En effet, l’aventure de Mumble ne consiste pas à mener son enquête pour retourner simplement vers son foyer de la banquise, elle consiste à trouver la Voie par laquelle tous ses semblables manchots, aliénés par la souffrance, obsédés par la lutte pour la survie, s’ouvriront à l’énergie de la source et remonteront d’un cran vers leur « paradis » originel. Et comme les humains l’ont semble-t-il compris un jour (avant de presque l’oublier) cette ouverture à l’énergie de la source se pratique par le rituel du chant et surtout celui de la danse, en harmonie avec les forces spirituelles de la compassion et de l’amour.

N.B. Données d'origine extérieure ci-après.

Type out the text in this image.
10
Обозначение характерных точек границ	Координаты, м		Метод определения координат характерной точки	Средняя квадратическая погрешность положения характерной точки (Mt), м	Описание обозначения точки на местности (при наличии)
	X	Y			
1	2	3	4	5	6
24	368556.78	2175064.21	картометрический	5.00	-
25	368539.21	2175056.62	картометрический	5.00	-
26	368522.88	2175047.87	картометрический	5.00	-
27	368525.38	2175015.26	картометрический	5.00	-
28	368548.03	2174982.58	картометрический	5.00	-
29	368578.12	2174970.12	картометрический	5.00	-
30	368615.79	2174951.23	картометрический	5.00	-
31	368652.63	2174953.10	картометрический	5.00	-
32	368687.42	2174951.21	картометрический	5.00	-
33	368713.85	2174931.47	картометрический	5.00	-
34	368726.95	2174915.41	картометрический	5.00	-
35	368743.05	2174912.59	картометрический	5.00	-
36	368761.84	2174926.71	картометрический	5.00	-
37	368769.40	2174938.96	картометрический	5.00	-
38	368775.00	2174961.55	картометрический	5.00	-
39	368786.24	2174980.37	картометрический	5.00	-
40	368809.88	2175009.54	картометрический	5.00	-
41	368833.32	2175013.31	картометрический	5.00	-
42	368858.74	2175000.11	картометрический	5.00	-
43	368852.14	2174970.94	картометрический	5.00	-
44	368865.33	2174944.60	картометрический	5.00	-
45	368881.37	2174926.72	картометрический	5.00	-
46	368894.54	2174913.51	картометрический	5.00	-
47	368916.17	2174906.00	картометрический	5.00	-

Attention pourtant ! Il ne s’agit pas de céder ici à un certain conformisme religieux ou à la béatitude new-age, et George Miller n’hésite d’ailleurs pas à égratigner certains cultes de la peur et de la soumission à travers des personnages de patriarches affreusement superstitieux. Il s’agit pour lui, plus posément, de soulever la question spirituelle des origines à travers le scepticisme raisonnable d’un savant tel que Carl Sagan, quelque chose qui voguerait entre ce que la raison nous a fait découvrir de l’univers et de ses probabilités, et ce que certains mythes fondamentaux nous ont induit quant à notre rapport à lui (rappelons au passage que c’est George Miller qui a développé sur plusieurs années le projet d’adaptation du roman de Carl Sagan Contact, avant d’être remplacé en dernière minute par Robert Zemeckis… qui a semble-t-il conservé certaines de ses idées).
Ainsi, le happy end de ce Happy Feet apparaîtra en premier lieu comme une forme de discours écologique adapté aux préoccupations contemporaines, ce qu’il est partiellement. Mais au-delà de l’actualité du siècle, George Miller rappelle quelque ancienne sagesse qui devrait calmer nos ardeurs catastrophistes. Car même si notre petite banquise ronde et bleue, perdue au fin fond de l’univers, semble menacée dans son équilibre, ce ne sont pas la peur et la superstition qui nous sauveront. Seuls le chant et la danse (et ce qu’ils signifient profondément pour les âmes qui s’y abandonnent) sauront nous faire retrouver un jour « le chemin du retour au foyer ». Pas étonnant donc que Prince se soit fendu d'un titre final pour le film après avoir été sérieusement rétif à l'idée qu'on puisse utiliser ses titres ("Kiss" chanté en ouverture par Nicole Kidman et Hugh Jackman).
Alors que défile son générique de fin sur fond d’étoile, Happy Feet confirme donc, comme nous l’annonçait son générique de début, qu’il est un film véritablement universel ; ce dernier mot étant à prendre au sens le plus strict.